Dictionary was designed to be able to calculate where a wanted value is and go straight(ish) to it. It does some checking that it found what it wanted, because it's possible that Dictionary will end up wanting to store two different keys in the same place, so it has a strategy for mitigating that but it costs a bit of time. A sparse 2D array is guaranteed able to calculate where the wanted value is and there will never be a collision with another value, but you cannot always universally apply it and it might burn a lot of memory in some cases. Dictionary is usually a good tradeoff between time and space consumption
WOW! That was amazing, and I truly appreciate the time and effort you have put into helping me with this task.
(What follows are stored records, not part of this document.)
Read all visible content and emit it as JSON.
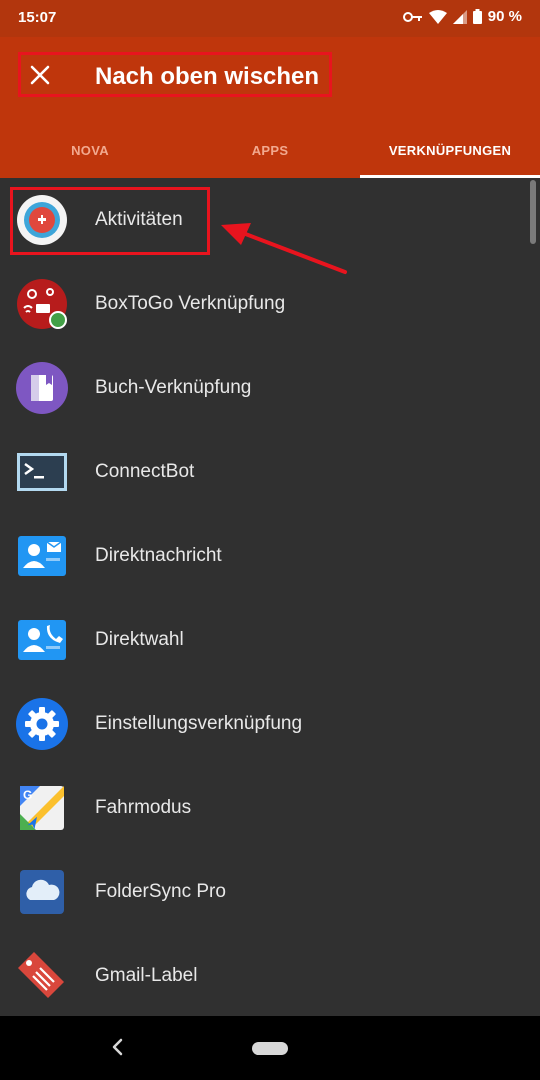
{
  "status_bar": {
    "time": "15:07",
    "battery": "90 %"
  },
  "header": {
    "title": "Nach oben wischen"
  },
  "tabs": [
    {
      "label": "NOVA",
      "active": false
    },
    {
      "label": "APPS",
      "active": false
    },
    {
      "label": "VERKNÜPFUNGEN",
      "active": true
    }
  ],
  "shortcuts": [
    {
      "label": "Aktivitäten",
      "icon": "activities-icon"
    },
    {
      "label": "BoxToGo Verknüpfung",
      "icon": "boxtogo-icon"
    },
    {
      "label": "Buch-Verknüpfung",
      "icon": "book-icon"
    },
    {
      "label": "ConnectBot",
      "icon": "terminal-icon"
    },
    {
      "label": "Direktnachricht",
      "icon": "contact-message-icon"
    },
    {
      "label": "Direktwahl",
      "icon": "contact-call-icon"
    },
    {
      "label": "Einstellungsverknüpfung",
      "icon": "settings-gear-icon"
    },
    {
      "label": "Fahrmodus",
      "icon": "maps-navigation-icon"
    },
    {
      "label": "FolderSync Pro",
      "icon": "cloud-icon"
    },
    {
      "label": "Gmail-Label",
      "icon": "label-tag-icon"
    }
  ],
  "colors": {
    "appbar": "#BF360C",
    "statusbar": "#B2360D",
    "list_bg": "#303030",
    "annotation": "#E8141E"
  }
}
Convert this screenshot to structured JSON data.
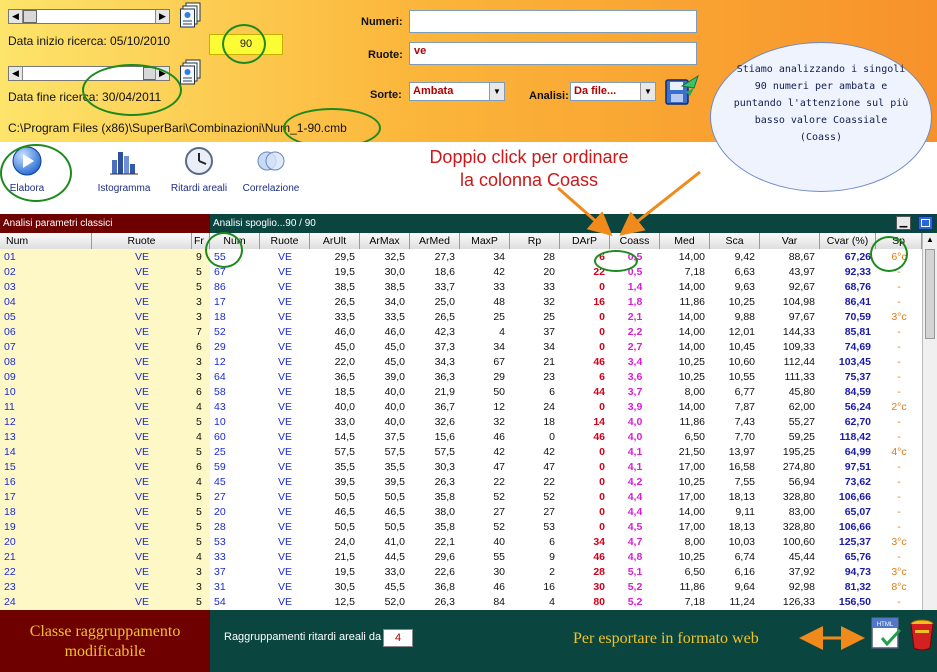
{
  "top": {
    "start_date_label": "Data inizio ricerca: 05/10/2010",
    "end_date_label": "Data fine ricerca: 30/04/2011",
    "count_box": "90",
    "file_path": "C:\\Program Files (x86)\\SuperBari\\Combinazioni\\Num_1-90.cmb",
    "numeri_label": "Numeri:",
    "numeri_value": "",
    "ruote_label": "Ruote:",
    "ruote_value": "ve",
    "sorte_label": "Sorte:",
    "sorte_value": "Ambata",
    "analisi_label": "Analisi:",
    "analisi_value": "Da file..."
  },
  "toolbar": {
    "elabora": "Elabora",
    "istogramma": "Istogramma",
    "ritardi": "Ritardi areali",
    "correlazione": "Correlazione"
  },
  "annotations": {
    "double_click_line1": "Doppio click per ordinare",
    "double_click_line2": "la colonna Coass",
    "bubble": "Stiamo analizzando i singoli 90 numeri per ambata e puntando l'attenzione sul più basso valore Coassiale (Coass)",
    "group_line1": "Classe raggruppamento",
    "group_line2": "modificabile",
    "export": "Per esportare in formato web"
  },
  "left_panel": {
    "title": "Analisi parametri classici",
    "headers": [
      "Num",
      "Ruote",
      "Fr"
    ],
    "rows": [
      [
        "01",
        "VE",
        "9"
      ],
      [
        "02",
        "VE",
        "5"
      ],
      [
        "03",
        "VE",
        "5"
      ],
      [
        "04",
        "VE",
        "3"
      ],
      [
        "05",
        "VE",
        "3"
      ],
      [
        "06",
        "VE",
        "7"
      ],
      [
        "07",
        "VE",
        "6"
      ],
      [
        "08",
        "VE",
        "3"
      ],
      [
        "09",
        "VE",
        "3"
      ],
      [
        "10",
        "VE",
        "6"
      ],
      [
        "11",
        "VE",
        "4"
      ],
      [
        "12",
        "VE",
        "5"
      ],
      [
        "13",
        "VE",
        "4"
      ],
      [
        "14",
        "VE",
        "5"
      ],
      [
        "15",
        "VE",
        "6"
      ],
      [
        "16",
        "VE",
        "4"
      ],
      [
        "17",
        "VE",
        "5"
      ],
      [
        "18",
        "VE",
        "5"
      ],
      [
        "19",
        "VE",
        "5"
      ],
      [
        "20",
        "VE",
        "5"
      ],
      [
        "21",
        "VE",
        "4"
      ],
      [
        "22",
        "VE",
        "3"
      ],
      [
        "23",
        "VE",
        "3"
      ],
      [
        "24",
        "VE",
        "5"
      ]
    ]
  },
  "right_panel": {
    "title": "Analisi spoglio...90 / 90",
    "headers": [
      "Num",
      "Ruote",
      "ArUlt",
      "ArMax",
      "ArMed",
      "MaxP",
      "Rp",
      "DArP",
      "Coass",
      "Med",
      "Sca",
      "Var",
      "Cvar (%)",
      "Sp"
    ],
    "rows": [
      [
        "55",
        "VE",
        "29,5",
        "32,5",
        "27,3",
        "34",
        "28",
        "6",
        "0,5",
        "14,00",
        "9,42",
        "88,67",
        "67,26",
        "6°c"
      ],
      [
        "67",
        "VE",
        "19,5",
        "30,0",
        "18,6",
        "42",
        "20",
        "22",
        "0,5",
        "7,18",
        "6,63",
        "43,97",
        "92,33",
        "-"
      ],
      [
        "86",
        "VE",
        "38,5",
        "38,5",
        "33,7",
        "33",
        "33",
        "0",
        "1,4",
        "14,00",
        "9,63",
        "92,67",
        "68,76",
        "-"
      ],
      [
        "17",
        "VE",
        "26,5",
        "34,0",
        "25,0",
        "48",
        "32",
        "16",
        "1,8",
        "11,86",
        "10,25",
        "104,98",
        "86,41",
        "-"
      ],
      [
        "18",
        "VE",
        "33,5",
        "33,5",
        "26,5",
        "25",
        "25",
        "0",
        "2,1",
        "14,00",
        "9,88",
        "97,67",
        "70,59",
        "3°c"
      ],
      [
        "52",
        "VE",
        "46,0",
        "46,0",
        "42,3",
        "4",
        "37",
        "0",
        "2,2",
        "14,00",
        "12,01",
        "144,33",
        "85,81",
        "-"
      ],
      [
        "29",
        "VE",
        "45,0",
        "45,0",
        "37,3",
        "34",
        "34",
        "0",
        "2,7",
        "14,00",
        "10,45",
        "109,33",
        "74,69",
        "-"
      ],
      [
        "12",
        "VE",
        "22,0",
        "45,0",
        "34,3",
        "67",
        "21",
        "46",
        "3,4",
        "10,25",
        "10,60",
        "112,44",
        "103,45",
        "-"
      ],
      [
        "64",
        "VE",
        "36,5",
        "39,0",
        "36,3",
        "29",
        "23",
        "6",
        "3,6",
        "10,25",
        "10,55",
        "111,33",
        "75,37",
        "-"
      ],
      [
        "58",
        "VE",
        "18,5",
        "40,0",
        "21,9",
        "50",
        "6",
        "44",
        "3,7",
        "8,00",
        "6,77",
        "45,80",
        "84,59",
        "-"
      ],
      [
        "43",
        "VE",
        "40,0",
        "40,0",
        "36,7",
        "12",
        "24",
        "0",
        "3,9",
        "14,00",
        "7,87",
        "62,00",
        "56,24",
        "2°c"
      ],
      [
        "10",
        "VE",
        "33,0",
        "40,0",
        "32,6",
        "32",
        "18",
        "14",
        "4,0",
        "11,86",
        "7,43",
        "55,27",
        "62,70",
        "-"
      ],
      [
        "60",
        "VE",
        "14,5",
        "37,5",
        "15,6",
        "46",
        "0",
        "46",
        "4,0",
        "6,50",
        "7,70",
        "59,25",
        "118,42",
        "-"
      ],
      [
        "25",
        "VE",
        "57,5",
        "57,5",
        "57,5",
        "42",
        "42",
        "0",
        "4,1",
        "21,50",
        "13,97",
        "195,25",
        "64,99",
        "4°c"
      ],
      [
        "59",
        "VE",
        "35,5",
        "35,5",
        "30,3",
        "47",
        "47",
        "0",
        "4,1",
        "17,00",
        "16,58",
        "274,80",
        "97,51",
        "-"
      ],
      [
        "45",
        "VE",
        "39,5",
        "39,5",
        "26,3",
        "22",
        "22",
        "0",
        "4,2",
        "10,25",
        "7,55",
        "56,94",
        "73,62",
        "-"
      ],
      [
        "27",
        "VE",
        "50,5",
        "50,5",
        "35,8",
        "52",
        "52",
        "0",
        "4,4",
        "17,00",
        "18,13",
        "328,80",
        "106,66",
        "-"
      ],
      [
        "20",
        "VE",
        "46,5",
        "46,5",
        "38,0",
        "27",
        "27",
        "0",
        "4,4",
        "14,00",
        "9,11",
        "83,00",
        "65,07",
        "-"
      ],
      [
        "28",
        "VE",
        "50,5",
        "50,5",
        "35,8",
        "52",
        "53",
        "0",
        "4,5",
        "17,00",
        "18,13",
        "328,80",
        "106,66",
        "-"
      ],
      [
        "53",
        "VE",
        "24,0",
        "41,0",
        "22,1",
        "40",
        "6",
        "34",
        "4,7",
        "8,00",
        "10,03",
        "100,60",
        "125,37",
        "3°c"
      ],
      [
        "33",
        "VE",
        "21,5",
        "44,5",
        "29,6",
        "55",
        "9",
        "46",
        "4,8",
        "10,25",
        "6,74",
        "45,44",
        "65,76",
        "-"
      ],
      [
        "37",
        "VE",
        "19,5",
        "33,0",
        "22,6",
        "30",
        "2",
        "28",
        "5,1",
        "6,50",
        "6,16",
        "37,92",
        "94,73",
        "3°c"
      ],
      [
        "31",
        "VE",
        "30,5",
        "45,5",
        "36,8",
        "46",
        "16",
        "30",
        "5,2",
        "11,86",
        "9,64",
        "92,98",
        "81,32",
        "8°c"
      ],
      [
        "54",
        "VE",
        "12,5",
        "52,0",
        "26,3",
        "84",
        "4",
        "80",
        "5,2",
        "7,18",
        "11,24",
        "126,33",
        "156,50",
        "-"
      ]
    ]
  },
  "footer": {
    "group_label": "Raggruppamenti ritardi areali da",
    "group_value": "4"
  }
}
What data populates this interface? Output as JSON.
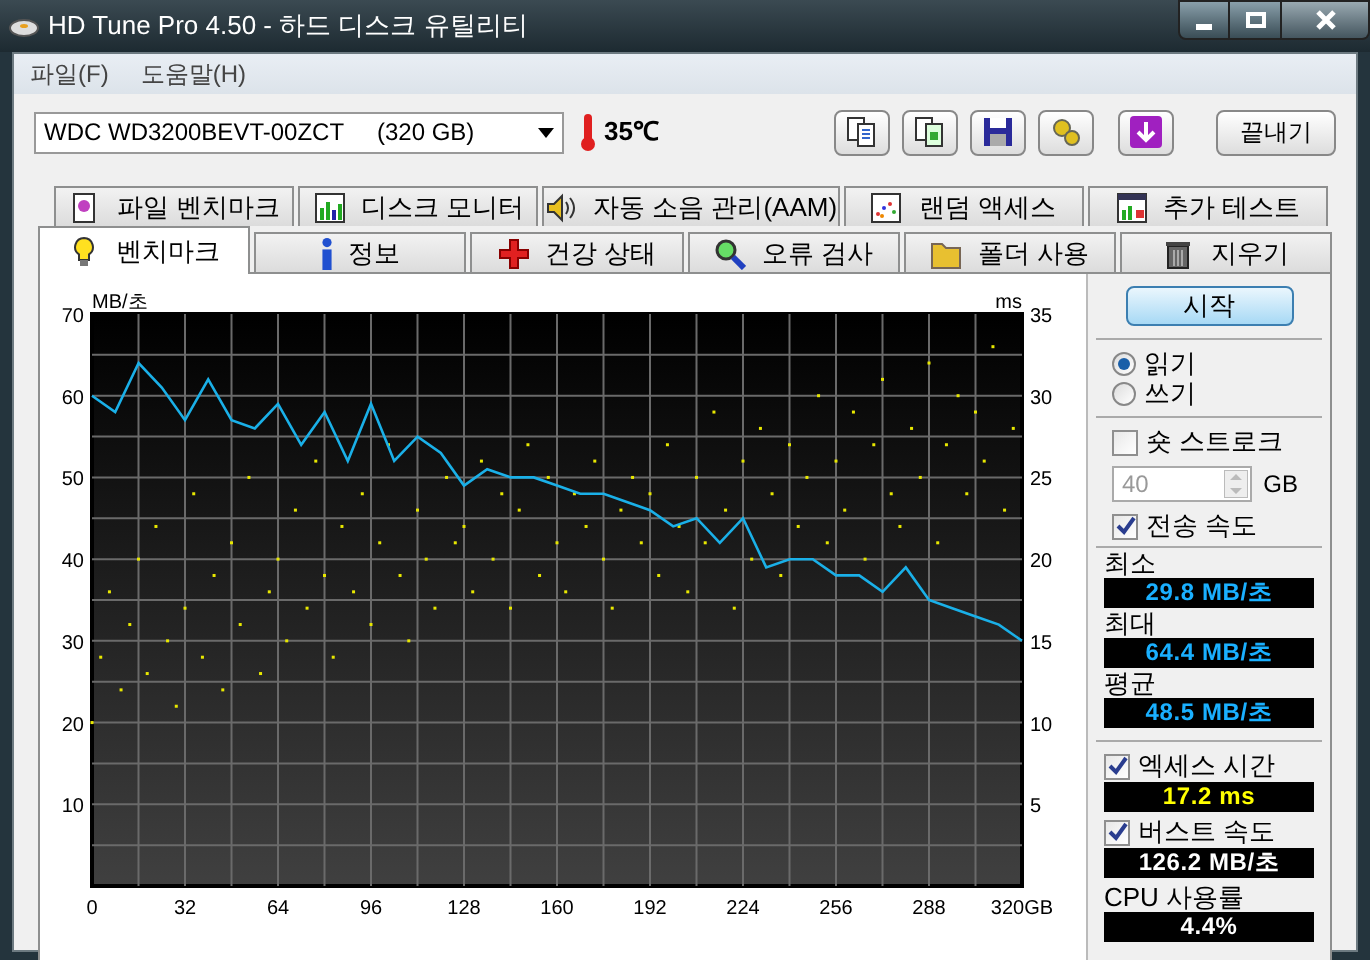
{
  "window": {
    "title": "HD Tune Pro 4.50 - 하드 디스크 유틸리티"
  },
  "menu": [
    "파일(F)",
    "도움말(H)"
  ],
  "toolbar": {
    "drive": "WDC WD3200BEVT-00ZCT     (320 GB)",
    "temperature": "35℃",
    "exit_button": "끝내기"
  },
  "tabs_top": [
    {
      "label": "파일 벤치마크",
      "selected": false
    },
    {
      "label": "디스크 모니터",
      "selected": false
    },
    {
      "label": "자동 소음 관리(AAM)",
      "selected": false
    },
    {
      "label": "랜덤 액세스",
      "selected": false
    },
    {
      "label": "추가 테스트",
      "selected": false
    }
  ],
  "tabs_bottom": [
    {
      "label": "벤치마크",
      "selected": true
    },
    {
      "label": "정보",
      "selected": false
    },
    {
      "label": "건강 상태",
      "selected": false
    },
    {
      "label": "오류 검사",
      "selected": false
    },
    {
      "label": "폴더 사용",
      "selected": false
    },
    {
      "label": "지우기",
      "selected": false
    }
  ],
  "chart": {
    "right_axis_unit": "ms",
    "chart_data": {
      "type": "line",
      "ylabel": "MB/초",
      "x": [
        0,
        8,
        16,
        24,
        32,
        40,
        48,
        56,
        64,
        72,
        80,
        88,
        96,
        104,
        112,
        120,
        128,
        136,
        144,
        152,
        160,
        168,
        176,
        184,
        192,
        200,
        208,
        216,
        224,
        232,
        240,
        248,
        256,
        264,
        272,
        280,
        288,
        296,
        304,
        312,
        320
      ],
      "series": [
        {
          "color": "#1ab0e8",
          "values": [
            60,
            58,
            64,
            61,
            57,
            62,
            57,
            56,
            59,
            54,
            58,
            52,
            59,
            52,
            55,
            53,
            49,
            51,
            50,
            50,
            49,
            48,
            48,
            47,
            46,
            44,
            45,
            42,
            45,
            39,
            40,
            40,
            38,
            38,
            36,
            39,
            35,
            34,
            33,
            32,
            30
          ]
        },
        {
          "type": "scatter",
          "axis": "y2",
          "color": "#e8e800",
          "x": [
            0,
            3,
            6,
            10,
            13,
            16,
            19,
            22,
            26,
            29,
            32,
            35,
            38,
            42,
            45,
            48,
            51,
            54,
            58,
            61,
            64,
            67,
            70,
            74,
            77,
            80,
            83,
            86,
            90,
            93,
            96,
            99,
            102,
            106,
            109,
            112,
            115,
            118,
            122,
            125,
            128,
            131,
            134,
            138,
            141,
            144,
            147,
            150,
            154,
            157,
            160,
            163,
            166,
            170,
            173,
            176,
            179,
            182,
            186,
            189,
            192,
            195,
            198,
            202,
            205,
            208,
            211,
            214,
            218,
            221,
            224,
            227,
            230,
            234,
            237,
            240,
            243,
            246,
            250,
            253,
            256,
            259,
            262,
            266,
            269,
            272,
            275,
            278,
            282,
            285,
            288,
            291,
            294,
            298,
            301,
            304,
            307,
            310,
            314,
            317
          ],
          "values": [
            10,
            14,
            18,
            12,
            16,
            20,
            13,
            22,
            15,
            11,
            17,
            24,
            14,
            19,
            12,
            21,
            16,
            25,
            13,
            18,
            20,
            15,
            23,
            17,
            26,
            19,
            14,
            22,
            18,
            24,
            16,
            21,
            27,
            19,
            15,
            23,
            20,
            17,
            25,
            21,
            22,
            18,
            26,
            20,
            24,
            17,
            23,
            27,
            19,
            25,
            21,
            18,
            24,
            22,
            26,
            20,
            17,
            23,
            25,
            21,
            24,
            19,
            27,
            22,
            18,
            25,
            21,
            29,
            23,
            17,
            26,
            20,
            28,
            24,
            19,
            27,
            22,
            25,
            30,
            21,
            26,
            23,
            29,
            20,
            27,
            31,
            24,
            22,
            28,
            25,
            32,
            21,
            27,
            30,
            24,
            29,
            26,
            33,
            23,
            28
          ]
        }
      ],
      "xlim": [
        0,
        320
      ],
      "ylim": [
        0,
        70
      ],
      "xticks": [
        0,
        32,
        64,
        96,
        128,
        160,
        192,
        224,
        256,
        288,
        {
          "value": 320,
          "label": "320GB"
        }
      ],
      "yticks": [
        10,
        20,
        30,
        40,
        50,
        60,
        70
      ],
      "y2lim": [
        0,
        35
      ],
      "grid": true,
      "y2ticks": [
        5,
        10,
        15,
        20,
        25,
        30,
        35
      ]
    }
  },
  "panel": {
    "start_button": "시작",
    "modes": [
      {
        "label": "읽기",
        "selected": true
      },
      {
        "label": "쓰기",
        "selected": false
      }
    ],
    "short_stroke": {
      "label": "숏 스트로크",
      "checked": false
    },
    "stroke_size": {
      "value": "40",
      "unit": "GB",
      "disabled": true
    },
    "transfer_rate": {
      "label": "전송 속도",
      "checked": true
    },
    "readings": [
      {
        "label": "최소",
        "value": "29.8 MB/초"
      },
      {
        "label": "최대",
        "value": "64.4 MB/초"
      },
      {
        "label": "평균",
        "value": "48.5 MB/초"
      }
    ],
    "access_time": {
      "label": "엑세스 시간",
      "checked": true,
      "value": "17.2 ms"
    },
    "burst_rate": {
      "label": "버스트 속도",
      "checked": true,
      "value": "126.2 MB/초"
    },
    "cpu": {
      "label": "CPU 사용률",
      "value": "4.4%"
    }
  }
}
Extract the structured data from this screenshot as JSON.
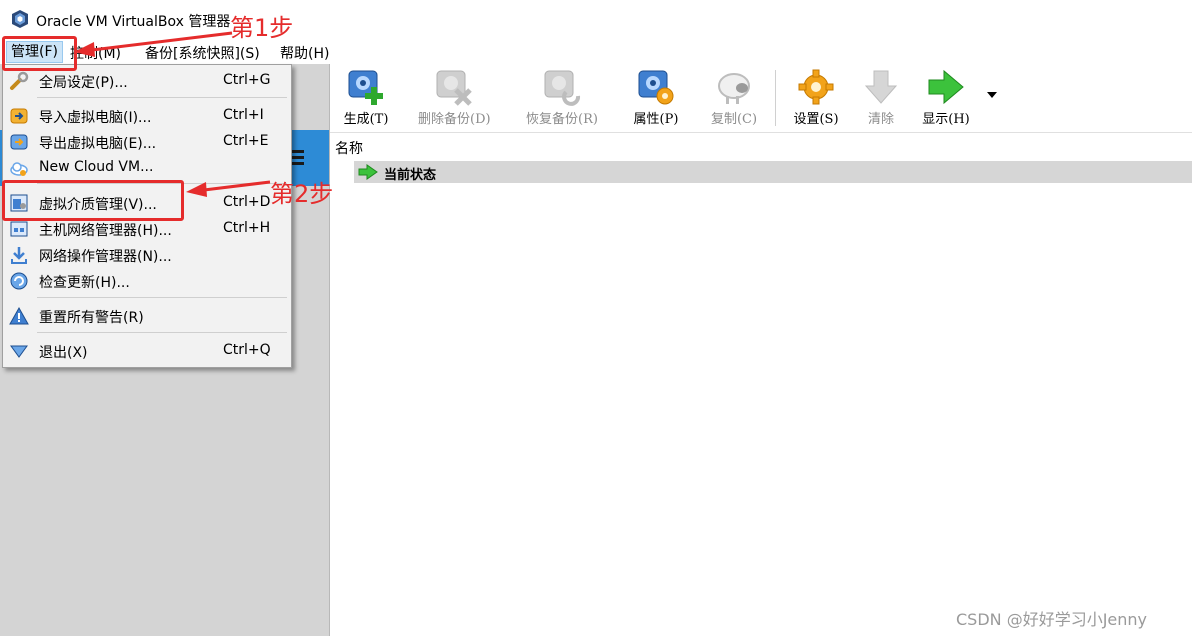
{
  "window": {
    "title": "Oracle VM VirtualBox 管理器"
  },
  "menubar": {
    "items": [
      {
        "label": "管理(F)"
      },
      {
        "label": "控制(M)"
      },
      {
        "label": "备份[系统快照](S)"
      },
      {
        "label": "帮助(H)"
      }
    ]
  },
  "file_menu": {
    "items": [
      {
        "label": "全局设定(P)...",
        "shortcut": "Ctrl+G",
        "icon": "wrench-icon"
      },
      {
        "label": "导入虚拟电脑(I)...",
        "shortcut": "Ctrl+I",
        "icon": "import-icon"
      },
      {
        "label": "导出虚拟电脑(E)...",
        "shortcut": "Ctrl+E",
        "icon": "export-icon"
      },
      {
        "label": "New Cloud VM...",
        "shortcut": "",
        "icon": "cloud-icon"
      },
      {
        "label": "虚拟介质管理(V)...",
        "shortcut": "Ctrl+D",
        "icon": "media-manager-icon"
      },
      {
        "label": "主机网络管理器(H)...",
        "shortcut": "Ctrl+H",
        "icon": "host-network-icon"
      },
      {
        "label": "网络操作管理器(N)...",
        "shortcut": "",
        "icon": "download-icon"
      },
      {
        "label": "检查更新(H)...",
        "shortcut": "",
        "icon": "refresh-icon"
      },
      {
        "label": "重置所有警告(R)",
        "shortcut": "",
        "icon": "warning-icon"
      },
      {
        "label": "退出(X)",
        "shortcut": "Ctrl+Q",
        "icon": "exit-icon"
      }
    ]
  },
  "toolbar": {
    "take": {
      "label": "生成(T)",
      "enabled": true,
      "icon": "take-snapshot-icon"
    },
    "delete": {
      "label": "删除备份(D)",
      "enabled": false,
      "icon": "delete-snapshot-icon"
    },
    "restore": {
      "label": "恢复备份(R)",
      "enabled": false,
      "icon": "restore-snapshot-icon"
    },
    "properties": {
      "label": "属性(P)",
      "enabled": true,
      "icon": "properties-icon"
    },
    "clone": {
      "label": "复制(C)",
      "enabled": false,
      "icon": "clone-sheep-icon"
    },
    "settings": {
      "label": "设置(S)",
      "enabled": true,
      "icon": "settings-gear-icon"
    },
    "discard": {
      "label": "清除",
      "enabled": false,
      "icon": "discard-arrow-icon"
    },
    "show": {
      "label": "显示(H)",
      "enabled": true,
      "icon": "show-arrow-icon"
    }
  },
  "snapshot_pane": {
    "column_header": "名称",
    "current_state": "当前状态"
  },
  "annotations": {
    "step1": "第1步",
    "step2": "第2步",
    "color": "#e52c2c"
  },
  "watermark": "CSDN @好好学习小Jenny"
}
I need to admit that I have made a mistake by not mentioning that the text file containing the data is space delimited and terminated with a new line for each set.
I have realized that I also made a mistake with using a dictionary, key-value sets. I guess being a casual programmer is the cause to blame. To be 100% honest with you, I didn't even know if there a such a thing called sparse arrays until this post. I think it's time to dig a little deeper into these things. For now, I will continue to develop my solution correcting the Dictionary lookup for that extra performance boost, until I understand how to get this working with spars arrays. Thanks again for the tremendous effort you have put into this, and I will mark this post as solved!
The big 2D array I was suggesting is a "sparsely populated array" that wastes a lot of memory. There is another data structure called a "sparse array" that is not as wasteful with memory. It is basically a linked list of indices and elements. Some implementations even take a hybrid approaach of a linked list of smaller 2D arrays if it I'd known ahead of time that there are islands of populated elements.